Expected behavior The ability to use the extension method without error, The method I'm expecting to call is Stream<R> map(IndexedFunction<Boolean, R> mapper), rather than Stream<R> map(IndexedFunction<Indexed<Boolean>, R> mapper)

Screenshots afbeelding afbeelding afbeelding afbeelding afbeelding afbeelding

Desktop (please complete the following information):

Additional context Indexed<T> is defined like this: afbeelding

Workaround As a workaround, I can define a Function<Indexed<T>,R> rather than an IndexedFunction<T, R> and call the normal Stream.map(...) method instead of my extension method, however it would be nice if the extension method worked too.

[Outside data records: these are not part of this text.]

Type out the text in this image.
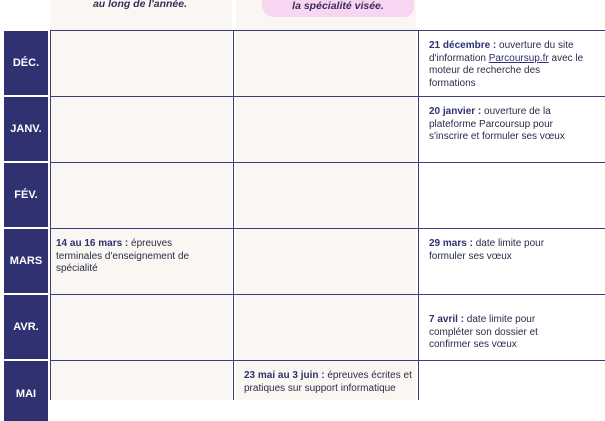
au long de l'année.	la spécialité visée.
DÉC.
JANV.
FÉV.
MARS
AVR.
MAI
21 décembre : ouverture du site d'information Parcoursup.fr avec le moteur de recherche des formations
20 janvier : ouverture de la plateforme Parcoursup pour s'inscrire et formuler ses vœux
14 au 16 mars : épreuves terminales d'enseignement de spécialité
29 mars : date limite pour formuler ses vœux
7 avril : date limite pour compléter son dossier et confirmer ses vœux
23 mai au 3 juin : épreuves écrites et pratiques sur support informatique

CC007 commented 1 year ago

To make sure that this wasn't an issue with overloading the existing Stream.map(Function<T, R> mapper) method, I renamed the extension method (for instance to mapIt(...). The issue still persisted.

rsmckinney commented 1 year ago

@CC007 this is a known issue. I should carve some time out and implement this, relatively simple to implement.

Duplicate of https://github.com/manifold-systems/manifold/issues/7

CC007 commented 1 year ago

I also noticed that I have to use the same generic type name as was used in the original class definition (so T for Iterable and E for Set), otherwise I'd get a compilation error. Does that also have to do with #7?